Ainsi l’examen des quatre notes composant le score final montre que le cadre institutionnel et juridique est « satisfaisant » avec une note de 75/100 et que l’application des mesures de contrôle de qualité est « partielle » (la note est de 62/100). Mais dans une Tunisie en transition, qui peine encore à faire valoir les principes de la transparence et de la bonne gouvernance, les lois ne sont pas toujours effectives. Et c’est bien là où le bât blesse.
Permis et contrats pétroliers : un système défaillant
Le RGI montre en effet que ce sont les pratiques de divulgation qui ont tiré le score final vers le bas. La Tunisie a obtenu un score « défaillant » de 31/100, qui s’explique par l’opacité qui tombe dès qu’il s’agit des contrats pétroliers ou gaziers.
Bien que le processus d’octroi des permis soit établi par la législation, peu d’informations sont réellement disponibles sur les conditions d’octroi.

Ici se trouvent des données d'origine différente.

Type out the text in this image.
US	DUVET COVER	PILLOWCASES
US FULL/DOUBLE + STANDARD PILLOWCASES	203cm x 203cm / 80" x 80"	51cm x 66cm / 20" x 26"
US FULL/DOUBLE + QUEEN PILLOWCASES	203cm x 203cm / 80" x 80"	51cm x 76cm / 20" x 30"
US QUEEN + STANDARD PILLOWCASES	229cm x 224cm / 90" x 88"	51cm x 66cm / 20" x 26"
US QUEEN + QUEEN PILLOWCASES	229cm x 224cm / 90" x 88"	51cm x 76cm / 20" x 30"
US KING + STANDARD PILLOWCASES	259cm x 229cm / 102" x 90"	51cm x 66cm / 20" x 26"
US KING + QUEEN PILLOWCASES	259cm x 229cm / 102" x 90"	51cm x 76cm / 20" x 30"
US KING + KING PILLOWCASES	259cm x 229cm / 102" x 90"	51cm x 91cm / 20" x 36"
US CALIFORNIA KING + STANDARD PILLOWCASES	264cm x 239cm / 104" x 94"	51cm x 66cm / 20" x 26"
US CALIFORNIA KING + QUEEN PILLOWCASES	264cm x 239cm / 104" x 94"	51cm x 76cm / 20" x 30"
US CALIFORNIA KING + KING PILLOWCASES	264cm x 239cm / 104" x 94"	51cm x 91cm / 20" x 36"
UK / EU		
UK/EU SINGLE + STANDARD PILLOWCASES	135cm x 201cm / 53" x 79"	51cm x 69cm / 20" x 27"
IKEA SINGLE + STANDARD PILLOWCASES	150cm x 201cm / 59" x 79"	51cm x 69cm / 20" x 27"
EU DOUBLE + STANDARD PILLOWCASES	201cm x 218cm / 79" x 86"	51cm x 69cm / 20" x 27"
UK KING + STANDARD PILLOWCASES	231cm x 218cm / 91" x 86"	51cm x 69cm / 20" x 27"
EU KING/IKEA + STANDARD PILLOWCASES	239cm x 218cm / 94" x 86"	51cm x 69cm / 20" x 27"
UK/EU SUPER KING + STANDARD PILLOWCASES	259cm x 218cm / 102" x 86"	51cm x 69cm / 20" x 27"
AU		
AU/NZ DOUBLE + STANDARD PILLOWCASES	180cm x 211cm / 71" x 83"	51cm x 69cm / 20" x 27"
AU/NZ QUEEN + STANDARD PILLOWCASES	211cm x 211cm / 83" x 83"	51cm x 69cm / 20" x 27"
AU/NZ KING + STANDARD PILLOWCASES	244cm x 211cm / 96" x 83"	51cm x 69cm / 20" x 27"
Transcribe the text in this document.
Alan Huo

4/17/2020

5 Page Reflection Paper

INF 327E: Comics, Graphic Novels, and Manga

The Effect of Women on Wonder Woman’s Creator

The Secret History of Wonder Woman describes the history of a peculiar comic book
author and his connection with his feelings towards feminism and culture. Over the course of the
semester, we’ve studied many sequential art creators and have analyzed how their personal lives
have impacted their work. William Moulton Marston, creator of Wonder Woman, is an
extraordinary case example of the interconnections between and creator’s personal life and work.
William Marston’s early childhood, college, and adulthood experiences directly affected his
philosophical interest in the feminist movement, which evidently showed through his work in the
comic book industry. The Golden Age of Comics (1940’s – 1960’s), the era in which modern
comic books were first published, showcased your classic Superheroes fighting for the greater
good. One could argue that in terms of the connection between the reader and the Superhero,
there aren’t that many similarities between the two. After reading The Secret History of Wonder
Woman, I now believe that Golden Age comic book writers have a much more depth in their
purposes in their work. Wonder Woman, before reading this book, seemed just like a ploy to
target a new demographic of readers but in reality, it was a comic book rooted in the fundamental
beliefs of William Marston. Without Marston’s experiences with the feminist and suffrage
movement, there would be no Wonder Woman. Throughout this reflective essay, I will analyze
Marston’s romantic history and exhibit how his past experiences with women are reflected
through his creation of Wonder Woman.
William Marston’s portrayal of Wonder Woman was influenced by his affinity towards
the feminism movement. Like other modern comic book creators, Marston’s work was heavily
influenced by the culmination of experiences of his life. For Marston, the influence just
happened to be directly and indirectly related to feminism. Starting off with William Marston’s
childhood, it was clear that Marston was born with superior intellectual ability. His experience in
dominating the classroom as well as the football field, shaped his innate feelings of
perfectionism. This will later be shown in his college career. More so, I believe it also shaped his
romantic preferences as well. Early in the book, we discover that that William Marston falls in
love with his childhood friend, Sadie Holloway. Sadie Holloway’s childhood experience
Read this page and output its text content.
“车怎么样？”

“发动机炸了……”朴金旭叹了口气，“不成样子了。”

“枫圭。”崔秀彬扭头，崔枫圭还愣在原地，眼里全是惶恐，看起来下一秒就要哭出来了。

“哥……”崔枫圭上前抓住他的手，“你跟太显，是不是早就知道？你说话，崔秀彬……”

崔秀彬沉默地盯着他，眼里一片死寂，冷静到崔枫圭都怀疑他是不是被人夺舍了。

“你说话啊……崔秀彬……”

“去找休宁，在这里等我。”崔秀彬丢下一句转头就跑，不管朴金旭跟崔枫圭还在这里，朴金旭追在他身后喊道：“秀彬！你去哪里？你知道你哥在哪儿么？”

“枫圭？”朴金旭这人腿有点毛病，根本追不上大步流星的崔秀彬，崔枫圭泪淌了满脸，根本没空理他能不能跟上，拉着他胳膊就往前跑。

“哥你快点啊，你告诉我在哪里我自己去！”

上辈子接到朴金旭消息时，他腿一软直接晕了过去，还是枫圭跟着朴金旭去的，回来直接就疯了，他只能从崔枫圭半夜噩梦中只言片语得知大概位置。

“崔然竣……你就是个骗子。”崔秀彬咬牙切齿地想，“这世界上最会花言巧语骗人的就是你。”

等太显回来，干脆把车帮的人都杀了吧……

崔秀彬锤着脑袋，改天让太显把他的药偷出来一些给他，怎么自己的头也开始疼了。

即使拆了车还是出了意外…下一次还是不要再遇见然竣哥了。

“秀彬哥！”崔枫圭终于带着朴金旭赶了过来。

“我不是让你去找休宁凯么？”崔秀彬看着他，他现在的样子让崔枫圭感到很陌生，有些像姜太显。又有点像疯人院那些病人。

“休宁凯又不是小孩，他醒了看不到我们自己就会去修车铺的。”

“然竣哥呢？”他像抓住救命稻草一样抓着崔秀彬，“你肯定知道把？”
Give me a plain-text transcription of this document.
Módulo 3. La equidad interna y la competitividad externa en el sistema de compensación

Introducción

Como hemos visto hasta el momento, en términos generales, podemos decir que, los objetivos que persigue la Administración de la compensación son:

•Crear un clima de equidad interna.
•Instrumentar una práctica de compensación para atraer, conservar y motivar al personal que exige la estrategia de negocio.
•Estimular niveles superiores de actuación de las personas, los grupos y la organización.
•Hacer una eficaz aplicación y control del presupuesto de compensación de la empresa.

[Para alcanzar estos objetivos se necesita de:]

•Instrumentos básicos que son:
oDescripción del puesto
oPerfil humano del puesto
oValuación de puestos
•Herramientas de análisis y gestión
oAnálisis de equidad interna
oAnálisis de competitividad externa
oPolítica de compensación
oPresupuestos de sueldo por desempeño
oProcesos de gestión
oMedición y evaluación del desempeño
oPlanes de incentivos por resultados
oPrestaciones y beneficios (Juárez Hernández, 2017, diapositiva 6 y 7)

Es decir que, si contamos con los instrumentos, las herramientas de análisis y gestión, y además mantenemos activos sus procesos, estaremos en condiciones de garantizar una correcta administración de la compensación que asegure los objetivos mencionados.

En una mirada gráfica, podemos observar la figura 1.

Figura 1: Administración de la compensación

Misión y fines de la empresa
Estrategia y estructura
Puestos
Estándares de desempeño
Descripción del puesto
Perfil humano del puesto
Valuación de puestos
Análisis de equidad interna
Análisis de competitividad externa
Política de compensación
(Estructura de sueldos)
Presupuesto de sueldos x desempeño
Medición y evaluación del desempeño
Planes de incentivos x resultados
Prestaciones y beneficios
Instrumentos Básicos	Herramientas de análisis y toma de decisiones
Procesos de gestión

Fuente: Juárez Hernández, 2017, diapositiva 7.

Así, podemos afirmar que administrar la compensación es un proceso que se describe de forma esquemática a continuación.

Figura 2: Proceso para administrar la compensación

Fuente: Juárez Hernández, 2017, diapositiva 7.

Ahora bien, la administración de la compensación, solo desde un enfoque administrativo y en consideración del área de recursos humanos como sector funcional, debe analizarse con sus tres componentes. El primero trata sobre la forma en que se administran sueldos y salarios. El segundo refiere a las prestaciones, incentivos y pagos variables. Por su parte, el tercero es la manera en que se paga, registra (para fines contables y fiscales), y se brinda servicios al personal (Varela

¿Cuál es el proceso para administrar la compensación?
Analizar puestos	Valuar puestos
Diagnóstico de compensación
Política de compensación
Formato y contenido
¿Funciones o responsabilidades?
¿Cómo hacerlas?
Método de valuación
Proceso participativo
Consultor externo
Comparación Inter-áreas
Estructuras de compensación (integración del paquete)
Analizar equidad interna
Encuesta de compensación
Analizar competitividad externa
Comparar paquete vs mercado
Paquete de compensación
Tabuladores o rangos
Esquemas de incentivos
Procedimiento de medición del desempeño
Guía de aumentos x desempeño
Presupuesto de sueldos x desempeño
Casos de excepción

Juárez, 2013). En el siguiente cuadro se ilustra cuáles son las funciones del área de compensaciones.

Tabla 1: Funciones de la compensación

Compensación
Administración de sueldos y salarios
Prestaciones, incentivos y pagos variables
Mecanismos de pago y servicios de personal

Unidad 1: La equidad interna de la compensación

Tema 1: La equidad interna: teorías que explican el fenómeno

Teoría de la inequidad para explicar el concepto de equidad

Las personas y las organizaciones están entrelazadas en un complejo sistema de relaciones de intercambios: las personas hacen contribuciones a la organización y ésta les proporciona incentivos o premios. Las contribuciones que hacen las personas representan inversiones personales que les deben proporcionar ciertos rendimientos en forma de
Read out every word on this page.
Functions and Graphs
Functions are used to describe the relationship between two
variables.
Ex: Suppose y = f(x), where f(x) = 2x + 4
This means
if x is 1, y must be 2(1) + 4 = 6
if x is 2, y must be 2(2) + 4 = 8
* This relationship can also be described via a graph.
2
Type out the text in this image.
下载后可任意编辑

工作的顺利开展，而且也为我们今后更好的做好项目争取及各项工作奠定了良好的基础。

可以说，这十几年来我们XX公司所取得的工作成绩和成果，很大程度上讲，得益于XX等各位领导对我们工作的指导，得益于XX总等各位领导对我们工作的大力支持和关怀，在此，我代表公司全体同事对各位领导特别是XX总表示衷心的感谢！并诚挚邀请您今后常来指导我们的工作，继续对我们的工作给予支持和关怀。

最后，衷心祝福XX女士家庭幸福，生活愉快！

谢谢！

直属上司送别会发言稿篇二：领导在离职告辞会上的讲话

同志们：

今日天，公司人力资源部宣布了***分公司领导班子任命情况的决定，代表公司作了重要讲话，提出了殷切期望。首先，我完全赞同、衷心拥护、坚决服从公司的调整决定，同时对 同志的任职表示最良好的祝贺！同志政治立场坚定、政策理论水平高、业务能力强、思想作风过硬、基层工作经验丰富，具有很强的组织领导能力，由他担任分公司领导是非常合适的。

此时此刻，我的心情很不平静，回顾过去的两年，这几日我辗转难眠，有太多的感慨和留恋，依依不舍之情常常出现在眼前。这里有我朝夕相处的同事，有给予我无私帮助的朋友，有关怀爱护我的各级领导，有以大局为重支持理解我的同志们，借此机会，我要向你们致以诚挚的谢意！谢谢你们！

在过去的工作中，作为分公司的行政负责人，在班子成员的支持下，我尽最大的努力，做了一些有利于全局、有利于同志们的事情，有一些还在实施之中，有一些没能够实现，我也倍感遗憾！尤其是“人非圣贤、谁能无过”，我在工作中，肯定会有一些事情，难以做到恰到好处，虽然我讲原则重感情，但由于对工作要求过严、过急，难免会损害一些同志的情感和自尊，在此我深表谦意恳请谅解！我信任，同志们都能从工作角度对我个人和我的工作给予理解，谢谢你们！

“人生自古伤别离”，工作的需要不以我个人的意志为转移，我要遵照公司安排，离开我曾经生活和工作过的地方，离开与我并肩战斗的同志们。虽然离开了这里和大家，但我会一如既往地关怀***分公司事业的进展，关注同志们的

Le RGI explique dans le détail ce processus : « En Tunisie, le permis de recherche est attribué notamment sur la base de critères de capacités techniques et financières du demandeur, mais c’est le ministre de l’Energie et le Comité consultatif des hydrocarbures qui se prononcent, selon leur appréciation, pour accepter, rejeter ou renégocier l’offre. Un communiqué de presse annonçant l’identité du bénéficiaire de l’offre est généralement publié, mais aucune information sur les investissements ou le taux de Cost Oil ou de Profit Oil n’est divulgué. »
Ne sont pas non plus divulgués les contrats d’association, les contrats de partage de production et les études d’impact environnemental.
« Le ministère des Finances publie une somme agrégée des revenus du secteur pétrolier, mais ne divulgue aucune autre information sur le secteur. Il en va de même pour le ministère de l’Energie qui renvoie aux données publiées par l’ETAP. La Banque centrale, quant à elle, publie des informations agrégées sur les volumes et valeurs de production de pétrole et de gaz et l’Institut National des Statistiques divulgue la valeur des exportations », ajoute ainsi le RGI, tout en détaillant davantage le système de publication des données relatives au secteur des hydrocarbures.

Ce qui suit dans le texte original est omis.